Diagnostic yield of transbronchial histology needle aspiration in patients with mediastinal lymph node enlargement.

BACKGROUND: Transbronchial needle aspiration (TBNA) is a safe, minimally invasive technique to assess the mediastinal spread of lung cancer. Excellent results have been published by experts. However, little information is available about the diagnostic yield of TBNA with the histology needle in a non-expert center. OBJECTIVES: The aim of this study is to assess the diagnostic yield of histology TBNA in the workup of suspected lung cancer. METHODS: In a non-university teaching hospital, TBNA data from patients diagnosed with lung cancer between June 1998 and July 2000 were analyzed retrospectively. TBNA had been performed by six different bronchoscopists in patients eligible for surgery with accessible N2 and N3 lymph nodes on computed tomography of the chest during the workup of an undefined mass.
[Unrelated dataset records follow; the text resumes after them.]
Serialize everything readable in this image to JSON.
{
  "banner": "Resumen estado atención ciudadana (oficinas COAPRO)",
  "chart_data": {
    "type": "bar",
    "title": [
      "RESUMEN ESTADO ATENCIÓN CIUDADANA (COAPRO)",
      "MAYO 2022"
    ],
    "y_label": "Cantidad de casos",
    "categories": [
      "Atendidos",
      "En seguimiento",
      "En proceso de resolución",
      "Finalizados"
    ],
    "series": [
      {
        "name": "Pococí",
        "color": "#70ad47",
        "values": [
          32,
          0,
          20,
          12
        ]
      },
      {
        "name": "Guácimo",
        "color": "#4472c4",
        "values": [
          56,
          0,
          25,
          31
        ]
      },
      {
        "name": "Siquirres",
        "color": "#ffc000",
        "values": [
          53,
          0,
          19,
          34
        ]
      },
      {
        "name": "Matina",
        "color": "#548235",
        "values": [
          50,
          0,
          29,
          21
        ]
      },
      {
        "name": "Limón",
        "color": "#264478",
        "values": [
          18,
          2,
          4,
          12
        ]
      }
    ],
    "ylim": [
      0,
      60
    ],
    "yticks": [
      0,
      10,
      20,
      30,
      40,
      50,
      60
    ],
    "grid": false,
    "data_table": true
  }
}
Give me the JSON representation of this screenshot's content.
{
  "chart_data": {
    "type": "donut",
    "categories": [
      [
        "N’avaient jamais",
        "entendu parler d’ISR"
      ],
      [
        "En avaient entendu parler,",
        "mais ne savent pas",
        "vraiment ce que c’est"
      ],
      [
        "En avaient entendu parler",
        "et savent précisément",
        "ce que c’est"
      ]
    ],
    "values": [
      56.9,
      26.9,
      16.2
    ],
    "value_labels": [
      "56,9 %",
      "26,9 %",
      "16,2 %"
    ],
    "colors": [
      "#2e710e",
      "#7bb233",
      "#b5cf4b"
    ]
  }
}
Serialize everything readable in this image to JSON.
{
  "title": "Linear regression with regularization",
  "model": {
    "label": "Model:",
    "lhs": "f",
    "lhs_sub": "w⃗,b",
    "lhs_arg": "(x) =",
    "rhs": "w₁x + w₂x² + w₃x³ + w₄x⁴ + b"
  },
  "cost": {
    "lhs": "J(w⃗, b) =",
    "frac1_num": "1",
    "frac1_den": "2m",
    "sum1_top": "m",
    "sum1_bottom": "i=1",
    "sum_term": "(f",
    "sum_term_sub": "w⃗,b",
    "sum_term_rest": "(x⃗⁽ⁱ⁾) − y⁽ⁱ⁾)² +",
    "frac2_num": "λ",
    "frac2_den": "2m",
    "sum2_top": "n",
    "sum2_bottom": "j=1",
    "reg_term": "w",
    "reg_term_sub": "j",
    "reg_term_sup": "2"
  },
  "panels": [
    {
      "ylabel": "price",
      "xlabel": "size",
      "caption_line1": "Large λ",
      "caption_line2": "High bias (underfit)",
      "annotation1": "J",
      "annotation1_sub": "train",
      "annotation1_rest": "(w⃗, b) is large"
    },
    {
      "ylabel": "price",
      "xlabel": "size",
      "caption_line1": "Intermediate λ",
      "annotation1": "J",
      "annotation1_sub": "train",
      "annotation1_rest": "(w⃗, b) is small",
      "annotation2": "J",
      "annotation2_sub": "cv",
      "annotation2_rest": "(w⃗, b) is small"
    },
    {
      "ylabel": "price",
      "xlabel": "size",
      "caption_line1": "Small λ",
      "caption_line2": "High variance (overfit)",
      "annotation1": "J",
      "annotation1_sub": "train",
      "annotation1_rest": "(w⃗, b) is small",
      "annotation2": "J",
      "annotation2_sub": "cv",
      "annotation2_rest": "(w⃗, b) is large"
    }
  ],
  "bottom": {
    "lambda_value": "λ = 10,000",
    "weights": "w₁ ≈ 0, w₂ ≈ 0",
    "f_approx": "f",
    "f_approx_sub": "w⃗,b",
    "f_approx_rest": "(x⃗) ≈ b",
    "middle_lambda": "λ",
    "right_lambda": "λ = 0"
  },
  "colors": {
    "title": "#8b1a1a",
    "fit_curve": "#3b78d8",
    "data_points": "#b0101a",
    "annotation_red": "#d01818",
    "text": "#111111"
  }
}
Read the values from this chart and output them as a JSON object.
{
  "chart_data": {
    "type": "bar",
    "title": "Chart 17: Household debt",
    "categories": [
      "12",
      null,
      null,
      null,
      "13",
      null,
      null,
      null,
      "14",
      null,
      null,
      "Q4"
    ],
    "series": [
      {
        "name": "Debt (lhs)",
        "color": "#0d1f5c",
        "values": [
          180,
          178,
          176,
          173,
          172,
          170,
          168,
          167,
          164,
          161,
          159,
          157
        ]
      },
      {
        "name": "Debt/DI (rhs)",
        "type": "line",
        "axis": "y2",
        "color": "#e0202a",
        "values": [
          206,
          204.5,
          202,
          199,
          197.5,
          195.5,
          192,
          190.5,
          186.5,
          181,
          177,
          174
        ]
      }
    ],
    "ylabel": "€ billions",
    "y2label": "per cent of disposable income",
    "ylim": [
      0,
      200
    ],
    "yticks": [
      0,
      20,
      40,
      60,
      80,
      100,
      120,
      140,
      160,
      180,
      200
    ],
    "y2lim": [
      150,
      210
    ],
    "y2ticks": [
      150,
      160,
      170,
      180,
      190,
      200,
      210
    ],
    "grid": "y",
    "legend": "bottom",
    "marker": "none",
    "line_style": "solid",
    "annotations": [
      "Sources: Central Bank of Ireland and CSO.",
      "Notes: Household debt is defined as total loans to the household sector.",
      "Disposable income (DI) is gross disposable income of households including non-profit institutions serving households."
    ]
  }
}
Cytology and histology specimens were obtained with the same 19-gauge needle. TBNA results were considered to be diagnostic if cytologic or histologic examination revealed a malignant lesion or non-malignant lymphoid cells. However, TBNA outcome was called non-diagnostic if no representative cells were obtained. RESULTS: From a group of 264 consecutive lung cancer patients, 106 (40%) patients were eligible for TBNA. In 79%, TBNA was diagnostic in cytology and/or histology specimens. Malignancy was demonstrated in 59% (63/106). In only 32/106 patients (30%), a histologic core of tissue could be sampled. In 87.5% of these patients (28/32), TBNA was diagnostic. For cytology only, this number was slightly lower (75%, 56/74). In 12 cases, diagnostic TBNA was verified by mediastinoscopy: these diagnoses were concordant. The sensitivity is 65% if all non-confirmed cases are considered false negative. Ten mediastinoscopies were avoided because TBNA demonstrated contralateral N2 (= N3) disease. The routine use of TBNA during bronchoscopy in suspected N2 disease is a cost-effective procedure, as the total additional costs of TBNA (9,540 EUR) were lower than the costs of 10 avoided mediastinoscopies (15,500 EUR). No complications were observed. CONCLUSION: The diagnostic yield of TBNA relied mainly on cytology specimens, despite the use of a histology needle. Representative histology specimens could only be obtained in 28/106 patients (26%). Since TBNA was performed in a general hospital by different bronchoscopists, this procedure is useful in the workup of lung cancer patients with enlarged lymph nodes.